J Trauma. 1996 Jan;40(1):83-9. doi: 10.1097/00005373-199601000-00016.
This retrospective study of 100 consecutive patients with inhalation injury documents that adult respiratory distress syndrome (ARDS) and pneumonia are common complications. Pulmonary complications cause or directly contribute to death in 77% of patients with combined inhalation and cutaneous burn injury. Additionally, the high fluid requirements of these patients worsens their pulmonary injury and is associated with adverse outcome. Independent factors predictive of death include ARDS and expected fluid requirements as well as age and percentage of total body surface area burned. An abnormal chest roentgenogram in the first 48 hours after injury is also associated with death.

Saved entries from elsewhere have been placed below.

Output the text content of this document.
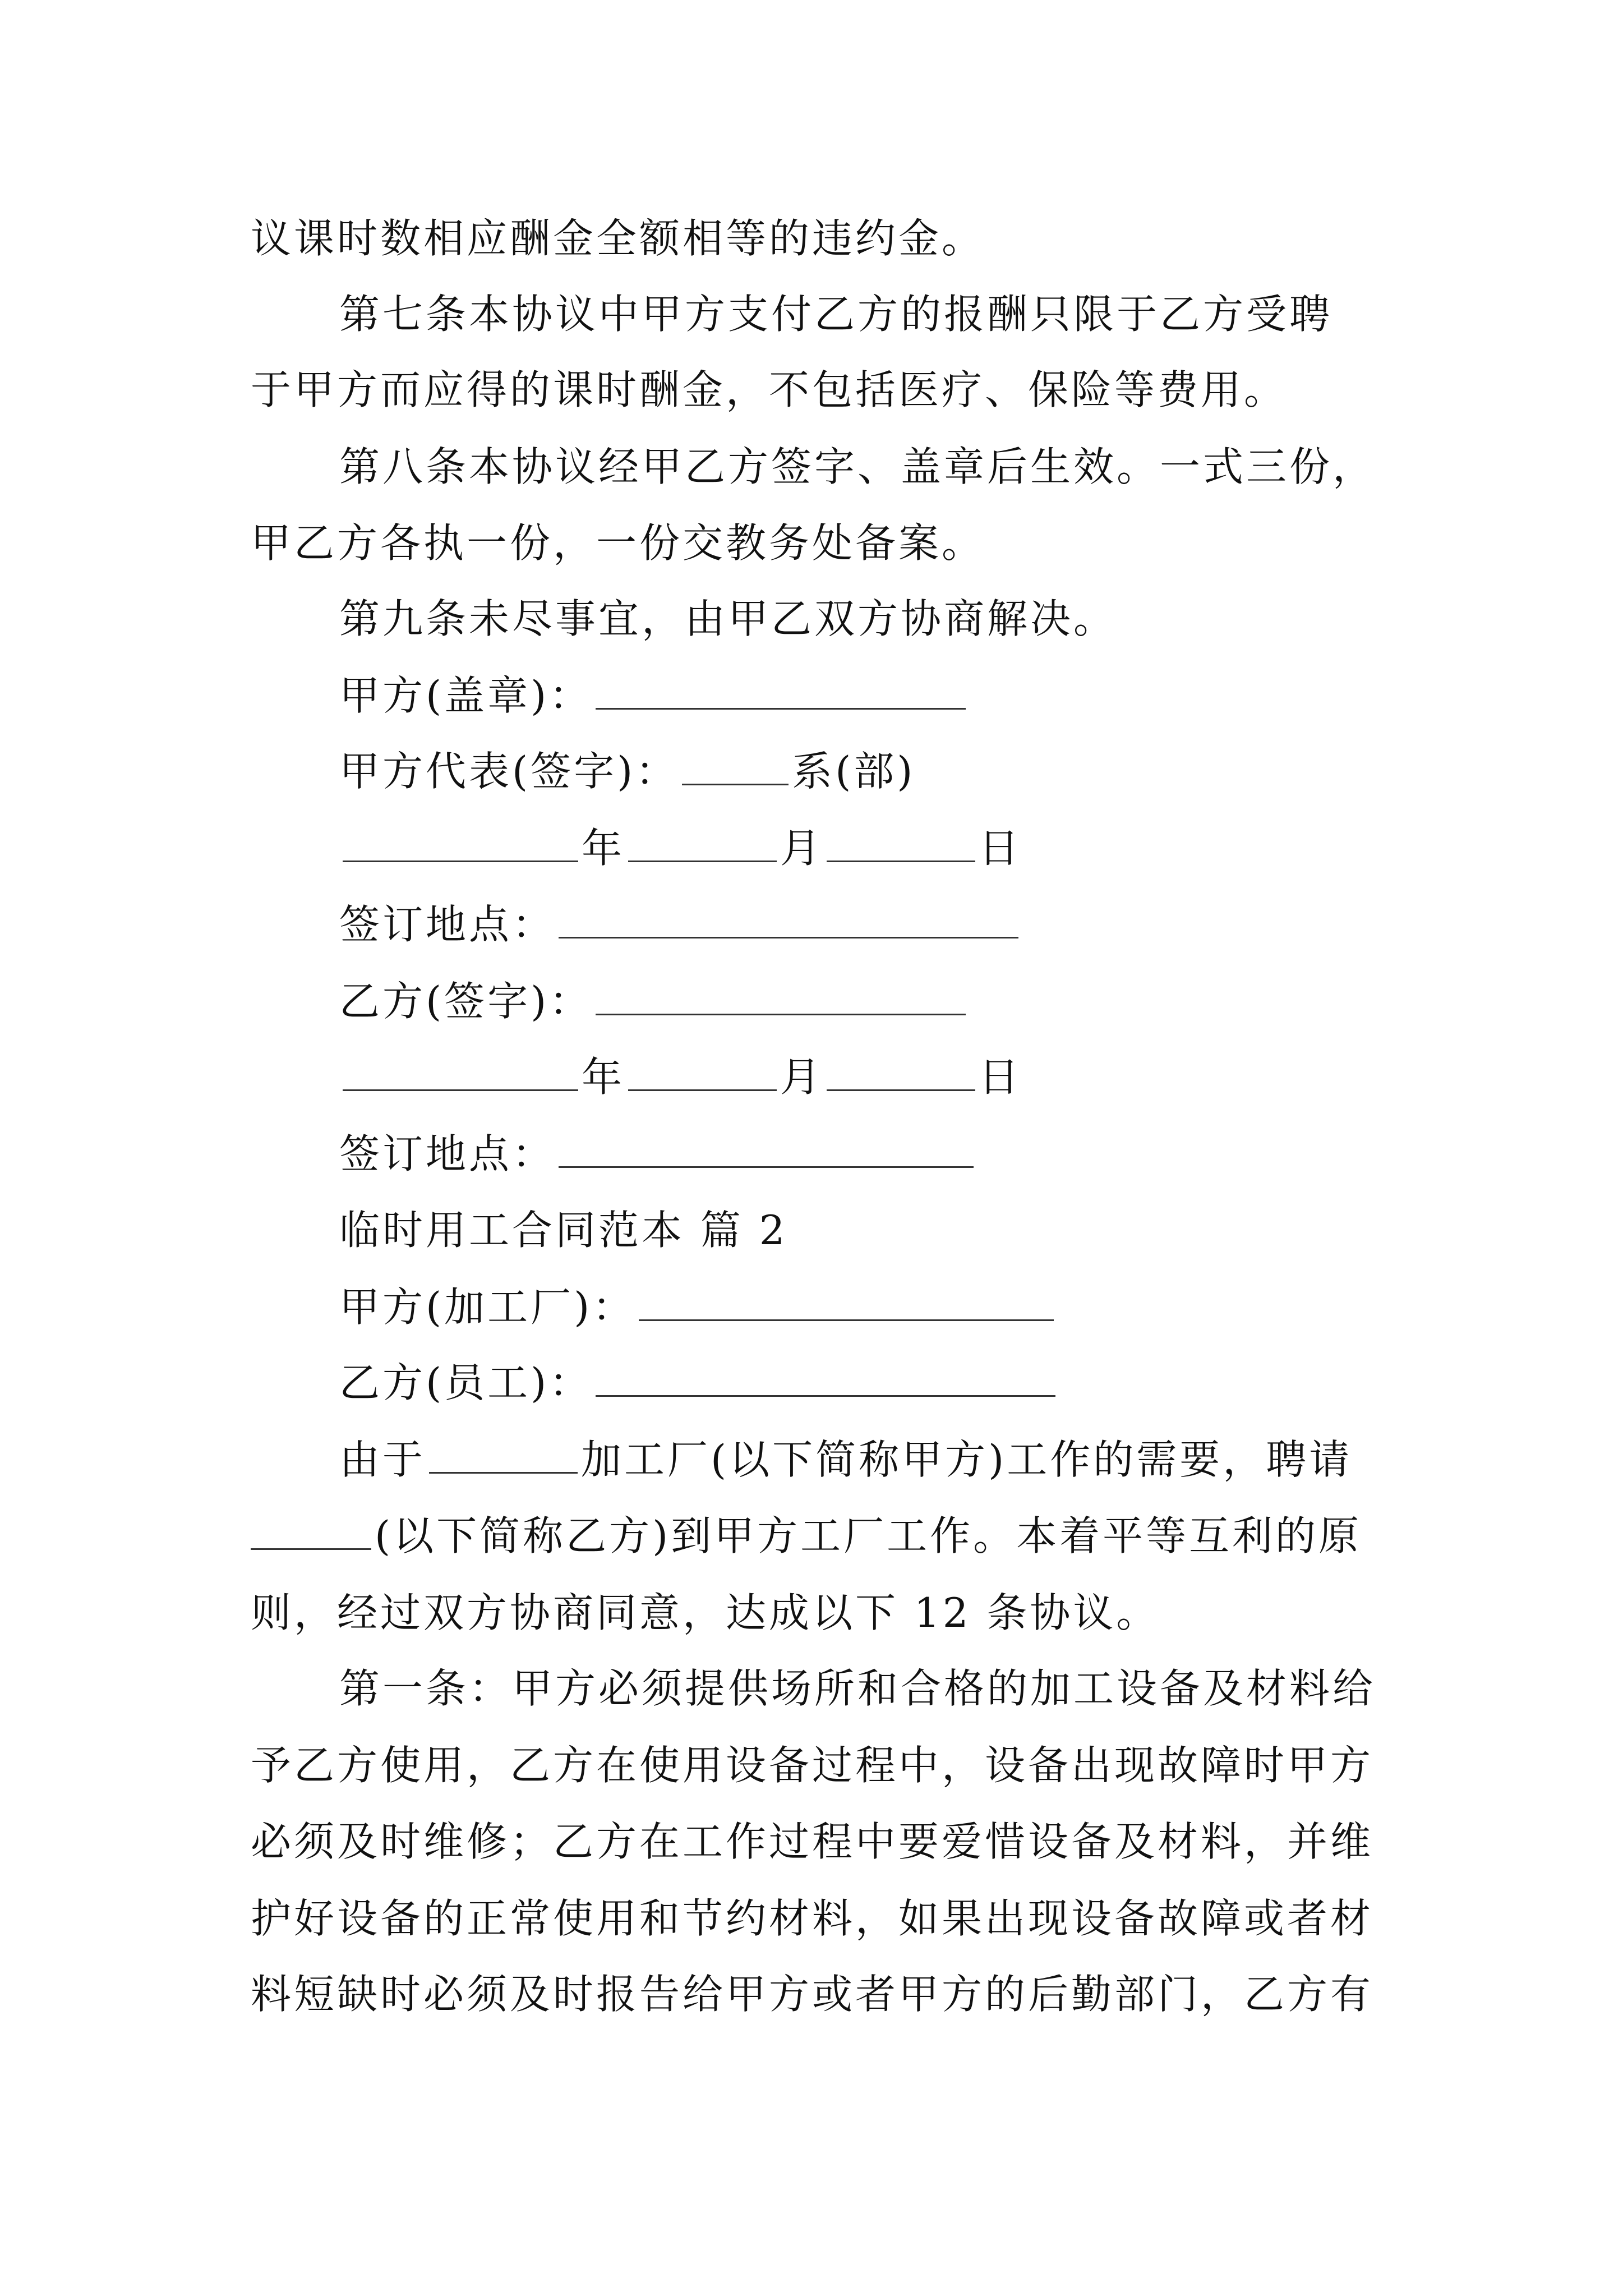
议课时数相应酬金全额相等的违约金。
第七条本协议中甲方支付乙方的报酬只限于乙方受聘
于甲方而应得的课时酬金，不包括医疗、保险等费用。
第八条本协议经甲乙方签字、盖章后生效。一式三份，
甲乙方各执一份，一份交教务处备案。
第九条未尽事宜，由甲乙双方协商解决。
甲方(盖章)：
甲方代表(签字)：	系(部)
年	月	日
签订地点：
乙方(签字)：
年	月	日
签订地点：
临时用工合同范本 篇 2
甲方(加工厂)：
乙方(员工)：
由于	加工厂(以下简称甲方)工作的需要，聘请
(以下简称乙方)到甲方工厂工作。本着平等互利的原
则，经过双方协商同意，达成以下 12 条协议。
第一条：甲方必须提供场所和合格的加工设备及材料给
予乙方使用，乙方在使用设备过程中，设备出现故障时甲方
必须及时维修；乙方在工作过程中要爱惜设备及材料，并维
护好设备的正常使用和节约材料，如果出现设备故障或者材
料短缺时必须及时报告给甲方或者甲方的后勤部门，乙方有
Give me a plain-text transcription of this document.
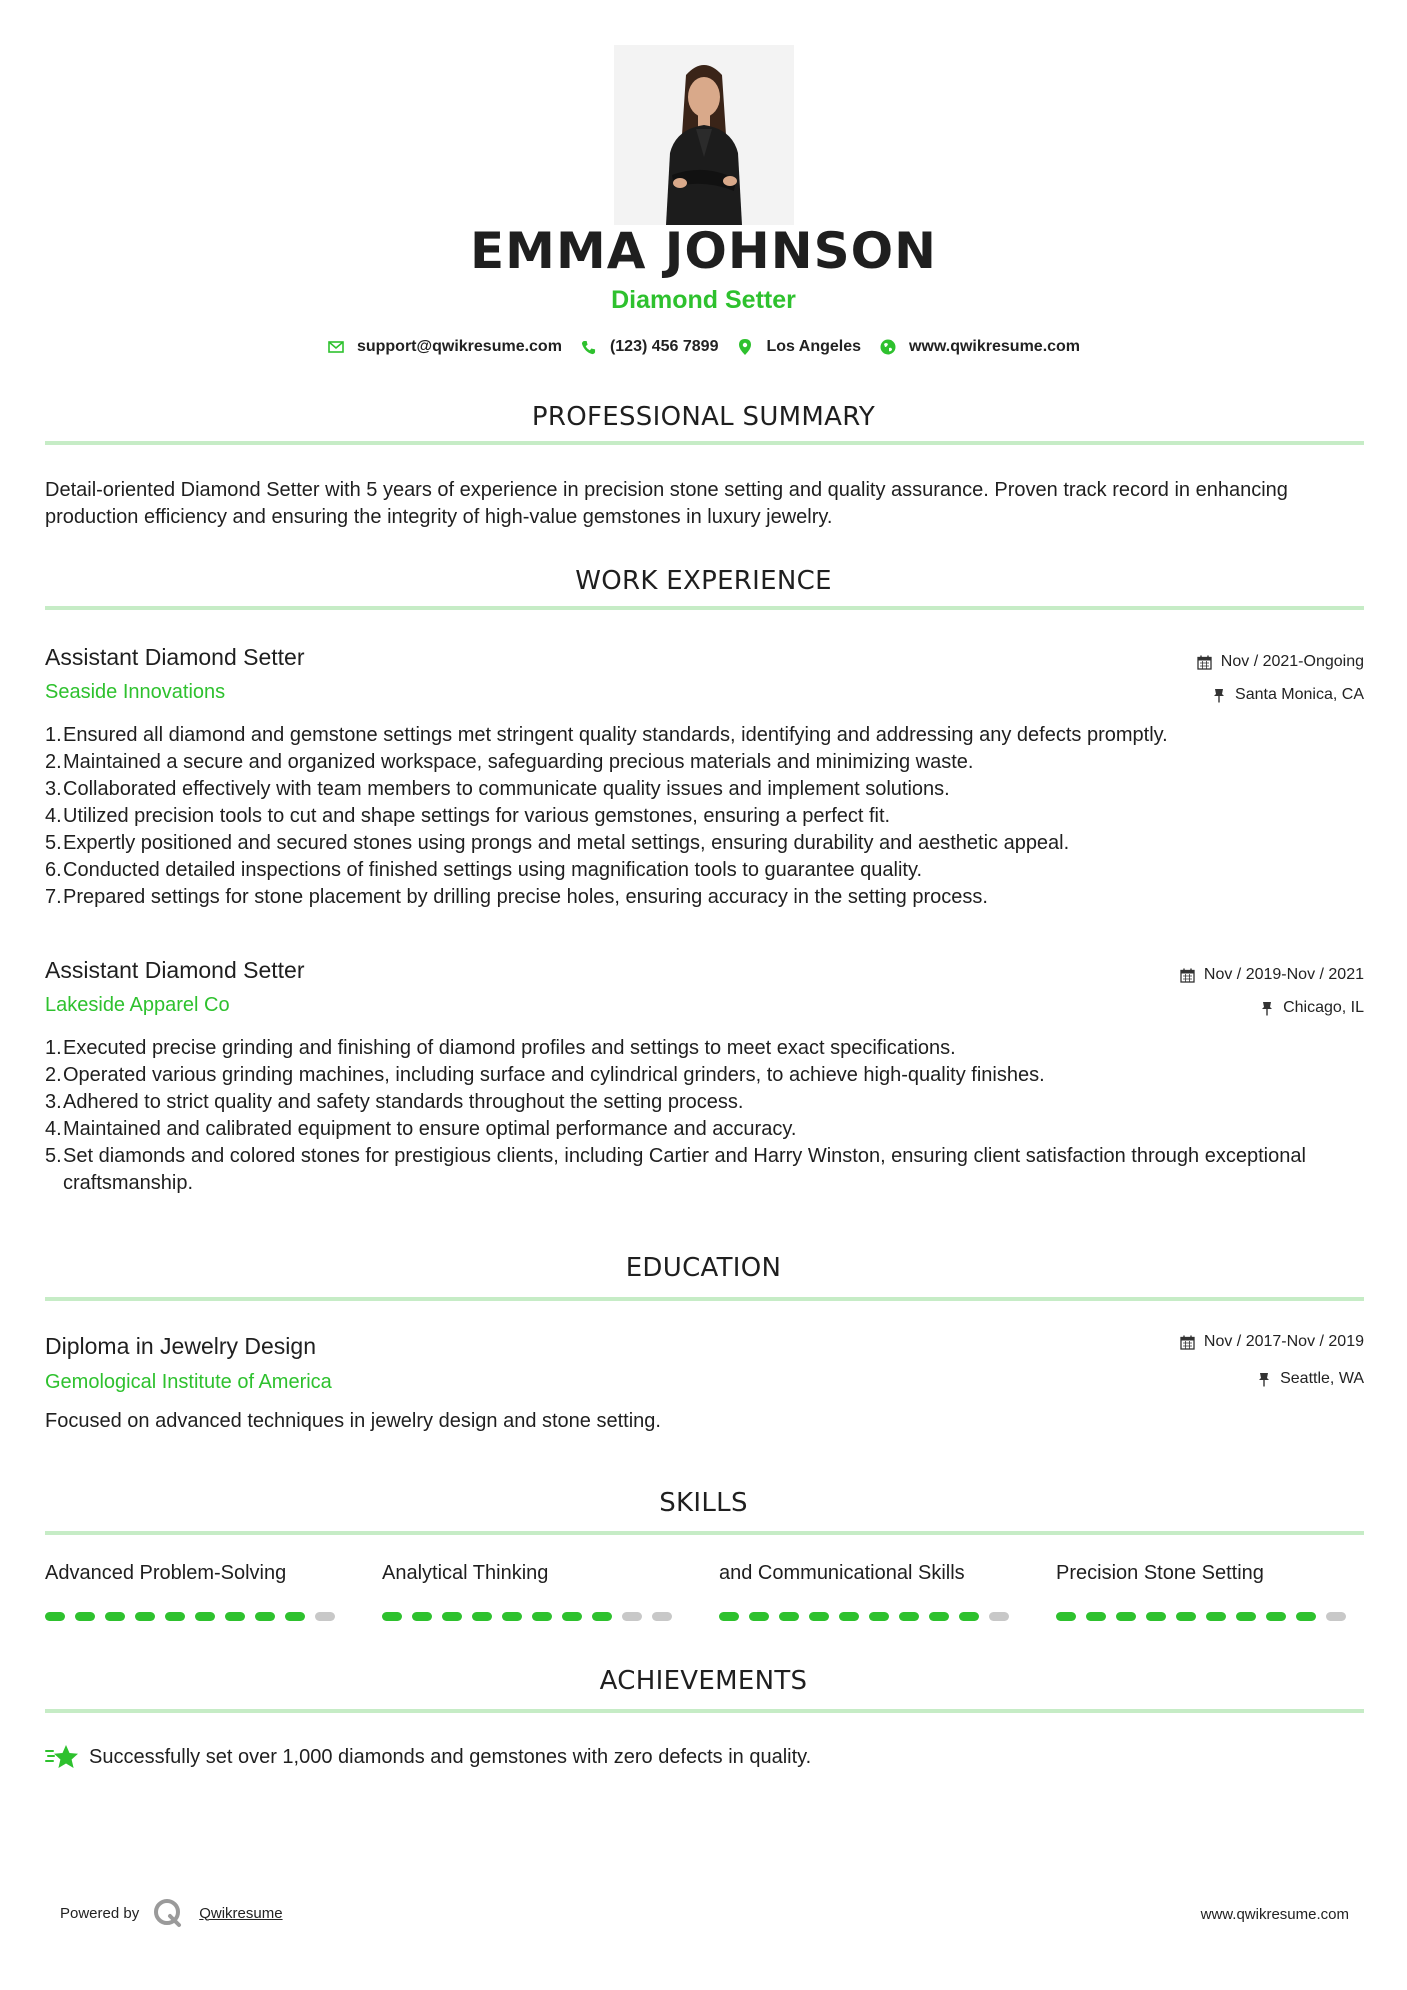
EMMA JOHNSON
Diamond Setter
support@qwikresume.com	(123) 456 7899	Los Angeles	www.qwikresume.com
PROFESSIONAL SUMMARY
Detail-oriented Diamond Setter with 5 years of experience in precision stone setting and quality assurance. Proven track record in enhancing production efficiency and ensuring the integrity of high-value gemstones in luxury jewelry.
WORK EXPERIENCE
Assistant Diamond Setter
Seaside Innovations
Nov / 2021-Ongoing
Santa Monica, CA
1. Ensured all diamond and gemstone settings met stringent quality standards, identifying and addressing any defects promptly.
2. Maintained a secure and organized workspace, safeguarding precious materials and minimizing waste.
3. Collaborated effectively with team members to communicate quality issues and implement solutions.
4. Utilized precision tools to cut and shape settings for various gemstones, ensuring a perfect fit.
5. Expertly positioned and secured stones using prongs and metal settings, ensuring durability and aesthetic appeal.
6. Conducted detailed inspections of finished settings using magnification tools to guarantee quality.
7. Prepared settings for stone placement by drilling precise holes, ensuring accuracy in the setting process.
Assistant Diamond Setter
Lakeside Apparel Co
Nov / 2019-Nov / 2021
Chicago, IL
1. Executed precise grinding and finishing of diamond profiles and settings to meet exact specifications.
2. Operated various grinding machines, including surface and cylindrical grinders, to achieve high-quality finishes.
3. Adhered to strict quality and safety standards throughout the setting process.
4. Maintained and calibrated equipment to ensure optimal performance and accuracy.
5. Set diamonds and colored stones for prestigious clients, including Cartier and Harry Winston, ensuring client satisfaction through exceptional craftsmanship.
EDUCATION
Diploma in Jewelry Design
Gemological Institute of America
Nov / 2017-Nov / 2019
Seattle, WA
Focused on advanced techniques in jewelry design and stone setting.
SKILLS
Advanced Problem-Solving	Analytical Thinking	and Communicational Skills	Precision Stone Setting
ACHIEVEMENTS
Successfully set over 1,000 diamonds and gemstones with zero defects in quality.
Powered by	Qwikresume	www.qwikresume.com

The development of ARDS is predicted by the actual volume of fluid resuscitation, despite normal pulmonary wedge pressure or normal central venous pressure reflecting increased microvascular permeability. These findings indicate a need for reevaluation of fluid resuscitation of patients with inhalation injury.
这项对100例连续吸入性损伤患者的回顾性研究表明,成人呼吸窘迫综合征(ARDS)和肺炎是常见并发症。肺部并发症导致或直接促成77%合并吸入性和皮肤烧伤损伤患者的死亡。此外,这些患者对液体的高需求量会加重其肺部损伤并与不良预后相关。预测死亡的独立因素包括ARDS、预期液体需求量以及年龄和烧伤总面积百分比。伤后48小时内胸部X线片异常也与死亡相关。尽管肺楔压正常或中心静脉压正常反映微血管通透性增加,但ARDS的发生可由实际液体复苏量预测。这些发现表明有必要重新评估吸入性损伤患者的液体复苏。